Re: Using HBase for Deduping

Rahul Ravindran Fri, 15 Feb 2013 09:13:06 -0800

I had tried checkAndPut yesterday with a null passed as the value and it had 
thrown an exception when the row did not exist. Perhaps, I was doing something 
wrong. Will try that again, since, yes, I would prefer a checkAndPut().



________________________________
 From: Michael Segel <michael_se...@hotmail.com>
To: user@hbase.apache.org 
Cc: Rahul Ravindran <rahu...@yahoo.com> 
Sent: Friday, February 15, 2013 4:36 AM
Subject: Re: Using HBase for Deduping
 

On Feb 15, 2013, at 3:07 AM, Asaf Mesika <asaf.mes...@gmail.com> wrote:

> Michael, this means read for every write?
> 
Yes and no. 

At the macro level, a read for every write would mean that your client would 
read a record from HBase, and then based on some logic it would either write a 
record, or not. 

So that you have a lot of overhead in the initial get() and then put(). 

At this macro level, with a Check and Put you have less overhead because of a 
single message to HBase.

Intermal to HBase, you would still have to check the value in the row, if it 
exists and then perform an insert or not. 

WIth respect to your billion events an hour... 

dividing by 3600 to get the number of events in a second.
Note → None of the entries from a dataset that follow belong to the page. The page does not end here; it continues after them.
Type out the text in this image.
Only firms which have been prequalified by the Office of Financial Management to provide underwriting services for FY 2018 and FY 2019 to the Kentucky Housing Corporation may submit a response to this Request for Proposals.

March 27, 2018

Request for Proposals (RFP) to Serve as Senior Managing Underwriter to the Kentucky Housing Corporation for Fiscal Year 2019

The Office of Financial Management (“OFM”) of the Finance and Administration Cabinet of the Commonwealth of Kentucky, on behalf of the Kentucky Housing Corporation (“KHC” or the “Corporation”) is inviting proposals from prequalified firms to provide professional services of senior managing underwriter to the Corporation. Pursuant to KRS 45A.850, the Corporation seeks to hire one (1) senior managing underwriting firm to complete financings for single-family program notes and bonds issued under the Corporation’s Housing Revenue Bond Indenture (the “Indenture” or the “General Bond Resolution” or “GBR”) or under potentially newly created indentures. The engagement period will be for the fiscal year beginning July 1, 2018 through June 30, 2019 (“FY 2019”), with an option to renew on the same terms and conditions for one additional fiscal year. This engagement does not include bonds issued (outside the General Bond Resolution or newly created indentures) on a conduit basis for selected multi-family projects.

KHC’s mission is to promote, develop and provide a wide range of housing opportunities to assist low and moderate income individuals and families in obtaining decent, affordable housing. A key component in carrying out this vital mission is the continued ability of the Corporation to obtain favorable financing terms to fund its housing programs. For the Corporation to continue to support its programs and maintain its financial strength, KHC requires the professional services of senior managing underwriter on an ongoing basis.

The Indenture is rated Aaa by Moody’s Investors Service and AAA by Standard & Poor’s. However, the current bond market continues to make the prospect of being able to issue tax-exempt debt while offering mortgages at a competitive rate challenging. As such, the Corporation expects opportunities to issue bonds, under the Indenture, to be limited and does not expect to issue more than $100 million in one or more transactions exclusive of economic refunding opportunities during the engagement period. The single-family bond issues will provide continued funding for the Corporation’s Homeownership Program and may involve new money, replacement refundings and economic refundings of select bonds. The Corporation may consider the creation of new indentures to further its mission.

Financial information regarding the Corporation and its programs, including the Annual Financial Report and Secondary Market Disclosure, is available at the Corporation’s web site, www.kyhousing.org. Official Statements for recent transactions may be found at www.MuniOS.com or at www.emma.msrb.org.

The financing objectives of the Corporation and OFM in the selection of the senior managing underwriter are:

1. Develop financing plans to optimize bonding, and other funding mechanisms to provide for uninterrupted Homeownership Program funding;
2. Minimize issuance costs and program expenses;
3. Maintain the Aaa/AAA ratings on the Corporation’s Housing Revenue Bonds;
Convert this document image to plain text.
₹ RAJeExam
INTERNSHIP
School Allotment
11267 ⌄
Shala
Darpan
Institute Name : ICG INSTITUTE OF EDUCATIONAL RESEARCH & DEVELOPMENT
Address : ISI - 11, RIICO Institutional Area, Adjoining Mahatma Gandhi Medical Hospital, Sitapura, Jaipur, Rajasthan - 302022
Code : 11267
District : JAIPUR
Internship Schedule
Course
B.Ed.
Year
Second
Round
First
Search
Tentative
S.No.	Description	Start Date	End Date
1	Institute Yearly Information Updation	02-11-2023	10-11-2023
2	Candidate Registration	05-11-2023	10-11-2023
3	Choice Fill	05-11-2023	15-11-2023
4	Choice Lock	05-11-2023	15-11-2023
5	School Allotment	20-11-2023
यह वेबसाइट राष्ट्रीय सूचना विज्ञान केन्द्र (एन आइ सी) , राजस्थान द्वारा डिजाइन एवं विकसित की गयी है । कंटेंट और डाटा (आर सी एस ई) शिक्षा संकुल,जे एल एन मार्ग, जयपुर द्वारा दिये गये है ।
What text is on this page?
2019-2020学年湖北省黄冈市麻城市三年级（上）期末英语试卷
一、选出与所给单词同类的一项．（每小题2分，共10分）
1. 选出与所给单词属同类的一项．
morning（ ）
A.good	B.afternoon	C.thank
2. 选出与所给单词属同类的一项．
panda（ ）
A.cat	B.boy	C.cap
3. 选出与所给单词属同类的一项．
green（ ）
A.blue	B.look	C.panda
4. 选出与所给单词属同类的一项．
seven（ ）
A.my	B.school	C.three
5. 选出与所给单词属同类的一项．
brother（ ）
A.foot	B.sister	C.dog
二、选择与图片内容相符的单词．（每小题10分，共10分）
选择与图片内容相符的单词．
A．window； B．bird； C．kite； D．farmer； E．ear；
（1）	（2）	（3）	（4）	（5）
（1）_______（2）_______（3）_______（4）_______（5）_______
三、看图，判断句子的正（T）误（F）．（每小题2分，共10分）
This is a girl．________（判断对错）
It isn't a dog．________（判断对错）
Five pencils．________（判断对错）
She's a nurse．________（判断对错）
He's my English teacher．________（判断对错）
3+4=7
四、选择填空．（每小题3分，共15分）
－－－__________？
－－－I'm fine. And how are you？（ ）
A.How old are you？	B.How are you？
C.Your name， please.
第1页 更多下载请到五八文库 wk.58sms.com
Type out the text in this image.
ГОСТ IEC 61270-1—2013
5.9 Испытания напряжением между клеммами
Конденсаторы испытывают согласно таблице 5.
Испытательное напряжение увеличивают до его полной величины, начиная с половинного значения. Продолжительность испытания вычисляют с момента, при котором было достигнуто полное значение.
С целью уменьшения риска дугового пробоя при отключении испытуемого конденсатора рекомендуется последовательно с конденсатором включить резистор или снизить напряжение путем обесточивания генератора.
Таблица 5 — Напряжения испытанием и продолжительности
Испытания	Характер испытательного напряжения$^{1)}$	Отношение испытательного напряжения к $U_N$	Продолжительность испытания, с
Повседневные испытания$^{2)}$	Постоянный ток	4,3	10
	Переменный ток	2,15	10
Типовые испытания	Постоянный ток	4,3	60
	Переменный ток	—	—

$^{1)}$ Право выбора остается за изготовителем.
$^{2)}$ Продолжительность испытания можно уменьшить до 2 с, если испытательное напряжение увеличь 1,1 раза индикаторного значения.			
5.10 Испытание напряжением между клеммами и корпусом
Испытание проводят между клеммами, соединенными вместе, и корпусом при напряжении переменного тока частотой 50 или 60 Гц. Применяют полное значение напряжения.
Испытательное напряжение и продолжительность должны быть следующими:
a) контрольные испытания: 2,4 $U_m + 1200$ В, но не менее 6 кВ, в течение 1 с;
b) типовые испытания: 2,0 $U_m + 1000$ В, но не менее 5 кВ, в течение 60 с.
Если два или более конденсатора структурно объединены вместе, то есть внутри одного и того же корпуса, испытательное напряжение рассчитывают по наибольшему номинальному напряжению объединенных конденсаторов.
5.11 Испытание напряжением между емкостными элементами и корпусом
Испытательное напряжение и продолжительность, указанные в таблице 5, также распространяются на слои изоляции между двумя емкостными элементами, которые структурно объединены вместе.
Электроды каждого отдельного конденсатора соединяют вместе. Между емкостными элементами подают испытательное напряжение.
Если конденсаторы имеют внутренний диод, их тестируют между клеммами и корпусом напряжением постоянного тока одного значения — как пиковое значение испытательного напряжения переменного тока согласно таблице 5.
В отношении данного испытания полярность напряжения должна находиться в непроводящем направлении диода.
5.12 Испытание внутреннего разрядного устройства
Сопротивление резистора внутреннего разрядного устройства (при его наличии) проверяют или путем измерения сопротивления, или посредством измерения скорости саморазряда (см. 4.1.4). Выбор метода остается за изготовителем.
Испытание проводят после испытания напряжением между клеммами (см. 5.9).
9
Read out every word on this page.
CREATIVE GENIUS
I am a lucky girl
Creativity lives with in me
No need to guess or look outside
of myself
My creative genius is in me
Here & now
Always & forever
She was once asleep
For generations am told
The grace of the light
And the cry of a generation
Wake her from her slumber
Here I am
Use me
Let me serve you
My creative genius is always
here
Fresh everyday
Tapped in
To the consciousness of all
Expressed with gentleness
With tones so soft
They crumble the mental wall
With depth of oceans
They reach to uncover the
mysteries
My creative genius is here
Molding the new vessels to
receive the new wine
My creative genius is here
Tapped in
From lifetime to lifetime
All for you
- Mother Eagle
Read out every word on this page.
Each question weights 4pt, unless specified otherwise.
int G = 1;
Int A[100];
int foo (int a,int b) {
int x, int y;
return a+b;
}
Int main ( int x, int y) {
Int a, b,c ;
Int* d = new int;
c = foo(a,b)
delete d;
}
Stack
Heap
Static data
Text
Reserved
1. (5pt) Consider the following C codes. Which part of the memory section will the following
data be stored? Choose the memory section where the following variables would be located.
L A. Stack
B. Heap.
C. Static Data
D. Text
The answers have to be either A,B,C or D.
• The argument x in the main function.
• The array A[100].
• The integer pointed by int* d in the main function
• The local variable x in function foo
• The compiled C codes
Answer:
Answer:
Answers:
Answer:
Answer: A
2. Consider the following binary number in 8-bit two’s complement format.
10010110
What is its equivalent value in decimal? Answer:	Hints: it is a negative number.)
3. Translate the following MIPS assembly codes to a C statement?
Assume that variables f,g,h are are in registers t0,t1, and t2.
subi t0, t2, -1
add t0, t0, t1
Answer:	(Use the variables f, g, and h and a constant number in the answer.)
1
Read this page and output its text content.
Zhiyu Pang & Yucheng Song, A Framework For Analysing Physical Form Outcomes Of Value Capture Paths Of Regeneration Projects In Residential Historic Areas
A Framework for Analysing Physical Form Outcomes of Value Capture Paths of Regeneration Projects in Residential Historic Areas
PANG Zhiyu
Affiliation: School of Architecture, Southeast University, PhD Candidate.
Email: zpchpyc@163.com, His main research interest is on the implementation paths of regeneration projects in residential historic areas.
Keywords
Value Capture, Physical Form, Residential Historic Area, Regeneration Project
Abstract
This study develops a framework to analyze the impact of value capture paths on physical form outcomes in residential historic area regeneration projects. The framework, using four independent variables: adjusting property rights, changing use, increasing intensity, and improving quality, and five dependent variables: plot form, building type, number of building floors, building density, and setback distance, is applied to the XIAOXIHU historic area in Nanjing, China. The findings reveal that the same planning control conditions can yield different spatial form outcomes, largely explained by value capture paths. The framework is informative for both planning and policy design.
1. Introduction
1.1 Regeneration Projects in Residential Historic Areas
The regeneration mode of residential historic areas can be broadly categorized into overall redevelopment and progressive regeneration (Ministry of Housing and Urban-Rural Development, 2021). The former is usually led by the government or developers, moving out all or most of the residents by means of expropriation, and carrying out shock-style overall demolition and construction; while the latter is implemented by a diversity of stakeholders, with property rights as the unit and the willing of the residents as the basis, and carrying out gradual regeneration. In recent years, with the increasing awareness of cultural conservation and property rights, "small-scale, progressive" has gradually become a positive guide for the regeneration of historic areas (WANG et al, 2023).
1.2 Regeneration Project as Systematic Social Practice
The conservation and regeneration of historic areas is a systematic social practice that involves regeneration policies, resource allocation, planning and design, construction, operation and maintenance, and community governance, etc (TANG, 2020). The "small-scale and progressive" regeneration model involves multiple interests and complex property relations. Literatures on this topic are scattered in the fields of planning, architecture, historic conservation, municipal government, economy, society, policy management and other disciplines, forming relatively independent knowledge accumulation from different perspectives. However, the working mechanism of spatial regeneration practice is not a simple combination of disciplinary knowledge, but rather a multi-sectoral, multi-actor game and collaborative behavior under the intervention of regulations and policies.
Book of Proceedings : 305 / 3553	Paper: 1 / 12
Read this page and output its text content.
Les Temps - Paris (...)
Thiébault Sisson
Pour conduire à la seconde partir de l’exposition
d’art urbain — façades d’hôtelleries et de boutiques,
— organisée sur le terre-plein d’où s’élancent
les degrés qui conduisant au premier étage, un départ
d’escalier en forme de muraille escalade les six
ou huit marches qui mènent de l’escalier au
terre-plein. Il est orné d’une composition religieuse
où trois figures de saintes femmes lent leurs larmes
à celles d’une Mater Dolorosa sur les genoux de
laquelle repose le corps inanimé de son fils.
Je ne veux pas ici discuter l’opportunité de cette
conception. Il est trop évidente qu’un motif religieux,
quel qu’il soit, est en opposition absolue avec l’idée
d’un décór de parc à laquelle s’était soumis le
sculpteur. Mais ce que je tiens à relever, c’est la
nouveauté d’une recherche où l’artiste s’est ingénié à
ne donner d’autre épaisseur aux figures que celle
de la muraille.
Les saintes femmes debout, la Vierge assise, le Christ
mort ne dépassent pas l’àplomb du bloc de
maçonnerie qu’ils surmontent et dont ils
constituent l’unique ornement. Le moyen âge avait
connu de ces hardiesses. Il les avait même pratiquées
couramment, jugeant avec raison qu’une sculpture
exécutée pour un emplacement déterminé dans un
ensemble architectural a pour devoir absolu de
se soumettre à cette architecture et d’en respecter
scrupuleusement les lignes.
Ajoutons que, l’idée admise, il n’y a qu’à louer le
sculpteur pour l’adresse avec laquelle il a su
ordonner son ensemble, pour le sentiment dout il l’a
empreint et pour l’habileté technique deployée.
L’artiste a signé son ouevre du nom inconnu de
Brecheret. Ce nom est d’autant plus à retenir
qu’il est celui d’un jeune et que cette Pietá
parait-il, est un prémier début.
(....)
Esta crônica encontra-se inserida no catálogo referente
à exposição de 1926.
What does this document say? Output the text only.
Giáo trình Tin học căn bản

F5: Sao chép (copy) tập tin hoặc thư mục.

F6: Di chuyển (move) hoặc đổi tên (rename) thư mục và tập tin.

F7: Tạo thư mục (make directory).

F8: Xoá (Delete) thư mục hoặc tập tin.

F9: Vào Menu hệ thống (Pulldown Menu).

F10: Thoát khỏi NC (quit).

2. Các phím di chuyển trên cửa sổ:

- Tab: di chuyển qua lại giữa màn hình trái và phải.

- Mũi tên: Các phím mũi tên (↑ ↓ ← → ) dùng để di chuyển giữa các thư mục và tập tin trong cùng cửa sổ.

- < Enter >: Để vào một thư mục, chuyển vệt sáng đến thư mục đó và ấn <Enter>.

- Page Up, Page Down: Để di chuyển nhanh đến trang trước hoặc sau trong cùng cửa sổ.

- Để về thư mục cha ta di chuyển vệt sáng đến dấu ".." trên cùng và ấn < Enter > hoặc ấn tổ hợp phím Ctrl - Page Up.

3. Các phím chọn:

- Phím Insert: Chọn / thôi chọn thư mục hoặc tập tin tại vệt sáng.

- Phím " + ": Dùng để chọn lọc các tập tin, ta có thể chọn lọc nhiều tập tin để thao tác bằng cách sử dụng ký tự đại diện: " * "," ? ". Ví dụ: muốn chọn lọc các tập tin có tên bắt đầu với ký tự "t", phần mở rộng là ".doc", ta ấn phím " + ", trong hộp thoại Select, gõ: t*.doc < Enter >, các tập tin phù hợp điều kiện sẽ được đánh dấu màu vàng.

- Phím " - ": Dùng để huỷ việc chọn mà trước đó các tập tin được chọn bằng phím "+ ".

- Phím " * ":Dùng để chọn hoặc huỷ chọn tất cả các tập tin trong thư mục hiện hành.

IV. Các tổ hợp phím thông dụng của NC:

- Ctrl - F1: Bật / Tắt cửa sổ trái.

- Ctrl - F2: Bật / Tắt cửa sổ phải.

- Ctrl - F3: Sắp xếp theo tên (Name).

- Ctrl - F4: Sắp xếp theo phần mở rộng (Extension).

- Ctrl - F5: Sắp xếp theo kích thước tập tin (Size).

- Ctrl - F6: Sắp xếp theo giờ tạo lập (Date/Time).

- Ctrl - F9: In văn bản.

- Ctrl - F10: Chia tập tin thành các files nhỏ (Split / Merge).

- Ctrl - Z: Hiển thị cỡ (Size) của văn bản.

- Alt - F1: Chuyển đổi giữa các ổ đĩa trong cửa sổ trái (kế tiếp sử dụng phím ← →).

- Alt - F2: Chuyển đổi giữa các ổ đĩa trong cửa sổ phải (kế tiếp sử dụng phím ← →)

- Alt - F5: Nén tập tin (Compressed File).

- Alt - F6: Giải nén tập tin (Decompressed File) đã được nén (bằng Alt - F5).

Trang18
You would have less 
than 300,000 events a second. 

What exactly are you doing and how large are those events? 

Since you are processing these events in a batch job, timing doesn't appear to 
be that important and of course there is also async hbase which may improve 
some of the performance. 

YMMV but this is a good example of the checkAndPut()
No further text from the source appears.